Right about that time I begin to see the new show "Drop Dead Diva." I
can relate to it so well. See, my skinny girl didn't have to die,
literally, but figuratively. She is still in me, looking me up and down in the mirror the way all you skinny girls still do me now. Funny thing is, I will catch myself doing it to them and not thinking "OMG look how fat she is," but I catch myself thinking "does she realize how beautiful she is now, and does she truly love who she is?" I become sad for the skinny girls that don't get it. I get it, I really do.


So, back to the point - why am I still single? There are men out there
that like big women. They also come in all shapes and sizes. So, where
are they? What do I have to do to find them?

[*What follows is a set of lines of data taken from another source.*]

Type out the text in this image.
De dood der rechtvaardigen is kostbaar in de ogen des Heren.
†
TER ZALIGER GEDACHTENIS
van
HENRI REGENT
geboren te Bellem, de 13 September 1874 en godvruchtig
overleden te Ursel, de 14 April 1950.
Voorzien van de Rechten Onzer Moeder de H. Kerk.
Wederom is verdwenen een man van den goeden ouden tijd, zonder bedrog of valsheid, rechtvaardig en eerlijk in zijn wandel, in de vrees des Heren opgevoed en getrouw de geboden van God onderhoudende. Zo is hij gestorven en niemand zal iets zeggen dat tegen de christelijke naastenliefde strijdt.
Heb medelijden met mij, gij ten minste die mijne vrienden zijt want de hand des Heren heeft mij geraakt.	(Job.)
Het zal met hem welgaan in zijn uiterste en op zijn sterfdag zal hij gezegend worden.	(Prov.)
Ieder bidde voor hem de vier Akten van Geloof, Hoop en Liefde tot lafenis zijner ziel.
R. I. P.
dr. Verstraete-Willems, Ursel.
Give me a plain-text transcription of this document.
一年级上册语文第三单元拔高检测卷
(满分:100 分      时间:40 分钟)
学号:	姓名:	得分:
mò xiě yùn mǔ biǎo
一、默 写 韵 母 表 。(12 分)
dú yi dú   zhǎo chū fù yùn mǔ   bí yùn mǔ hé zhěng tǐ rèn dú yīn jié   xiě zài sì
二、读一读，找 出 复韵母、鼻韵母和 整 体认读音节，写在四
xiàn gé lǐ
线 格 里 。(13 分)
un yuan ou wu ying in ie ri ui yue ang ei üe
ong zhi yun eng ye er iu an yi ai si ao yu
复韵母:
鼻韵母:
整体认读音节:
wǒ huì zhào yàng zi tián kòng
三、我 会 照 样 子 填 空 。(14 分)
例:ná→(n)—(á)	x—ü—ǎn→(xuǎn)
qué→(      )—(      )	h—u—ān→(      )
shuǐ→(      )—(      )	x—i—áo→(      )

I've often thought of starting a website for big beautiful people in
Texas. We're still beautiful, and have a lot to offer a relationship,
besides the numbers on a scale. Shoot, most of us know how to cook – and NOT burn the stuff we're making. We know how to laugh and mean it. We also know how to love someone without looking down on the other person. It doesn't have to be a hetro thing, mine would be, but not all big girls, or boys are hetro and that's cool. I'm a fan of all walks of life. I don't judge on who you love. That's up to you. Everyone knows what's right for them.


So, if you're between the ages of 38 to 50 and you're single, you're not afraid of a woman with some meat on her bones. You can handle being outside and walking around, or in a park riding rides, or traveling to just that one spot to get just that right photo at just the right moment. Then, shoot me an email.


Website for us lovely big and beautiful people...I will seriously this about it. It's worth trying.